寺号は直孝の戒名である「久昌院殿豪徳天英居士」による。

井伊家…wikipedia より引用
戦国時代は今川氏の配下にあったが、今川氏の滅亡後の天正3年(1575年)に井伊直政が徳川家康の配下となり多くの武功を立てた。
天正18年(1590年)には家康の関東入府に伴い上野国箕輪12万石、関ヶ原の戦いの後には近江国佐和山に18万石を与えられた。
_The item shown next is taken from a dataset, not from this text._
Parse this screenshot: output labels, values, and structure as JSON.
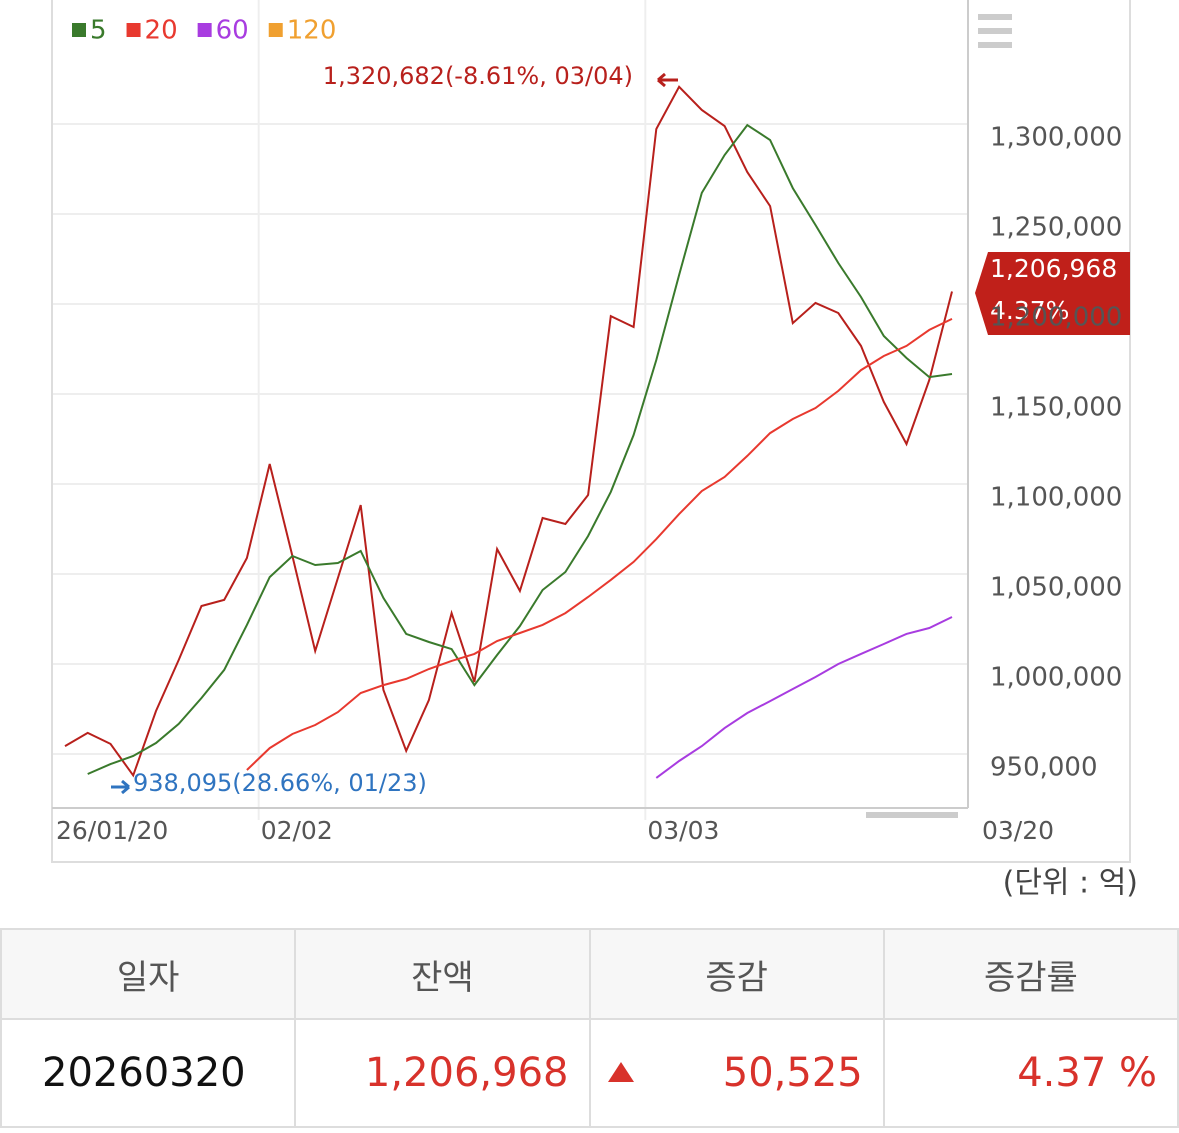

直政の死後、直政の子の井伊直勝は慶長9年(1604年)に近江国彦根に移り築城し、
1615年(元和元年)幕命により弟の掃部頭直孝に彦根藩主の座を譲ったが、直孝の代には35万石の譜代大名となる。
江戸時代の彦根藩家は、直澄直該直幸直亮直弼と5代にわたって大老職を出すなど譜代大名筆頭の家柄となったが、堀田家、雅楽頭酒井家、本多家などの有力譜代大名が転封を繰り返す中で彦根藩家は1度の転封もなかった。

江戸時代後期に直弼は老中阿部正弘の死後に大老となり、将軍後継問題では南紀派を後援し、一橋派への弾圧である安政の大獄を行うが、桜田門外の変で暗殺された。
直弼の死後、幕政の混乱の責任を直弼に押し付けられる形で10万石を没収された事から、大政奉還後には譜代筆頭にもかかわらず新政府側に藩論を転向し、以後は新政府側に属して転戦し、明治17年(1884年)には伯爵となり華族に列した。